You don’t have to look far for proof of this statement. In an effort to make the city more bicycle friendly, urban planners have converted a former freight-train line into a greenway that runs below street level from the Western Harbor to Hakasalmen Park and Töölö Bay. Baana, as the path is known, is yet another example of the country’s clean, functional design aesthetic, with hundreds of trees and thousands of shrubs and flowers planted along its 1.3-kilometer route. Or there’s the Kamppi Chapel of Silence, built as part of the World Design Capital program.
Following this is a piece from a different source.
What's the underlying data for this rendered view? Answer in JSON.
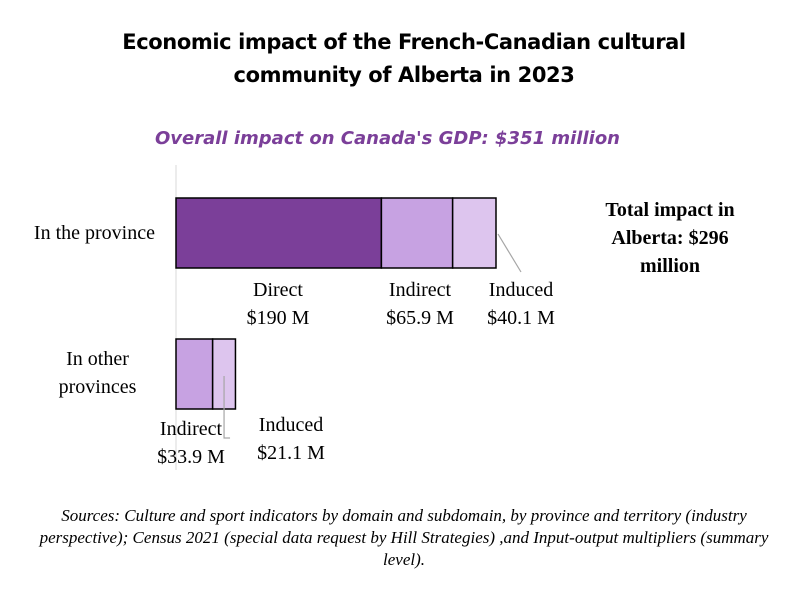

Set on Narinkkatori Square, the curvaceous timber structure is something of a minor miracle: a meditative space purpose-built as a refuge from the bustle of downtown.
“The thing is,” Visuri said as she brushed her long blonde hair out of her eyes, “when it’s nice to live here, it’s also a nice place to come and visit.”
I visited in March, after the winter thaw, and the picturesque waterfront was teeming with people going about their business. If nothing else, Helsinki is eminently walkable. After passing the construction site of Kulttuuri-sauna, a bay-side public sauna designed like a latter-day Roman bath by architects Tuomas Toivonen and Nene Tsuboi, I headed across a causeway to Tervasaari for lunch. The tiny island’s sole restaurant, Savu, occupies an old log building that originally stored tar barrels. Now, it serves pine-tar beer—which tastes like a smoky lager—and things like reindeer sausages and alder-smoked salmon. Helsinki has plenty of artisanal coffee bars (Kaffa Roastery comes to mind) and a handful of Michelin-starred restaurants, but for a taste of Nordic tradition, Savu’s hard to beat.
Compared to most other European capitals, Helsinki is small, with just 600,000 people. Yet it’s full of verve and style. For Finns, upscale boutiques and chic galleries are now familiar parts of the urban landscape. So too is the impressive Design Museum, founded in 1873, and the Design Forum, a promotional organization whose premises, across from a triangle of green called Diana Park, host an indoor bazaar full of inventive items such as handcrafted birch lampshades and neckties made from recycled seatbelts.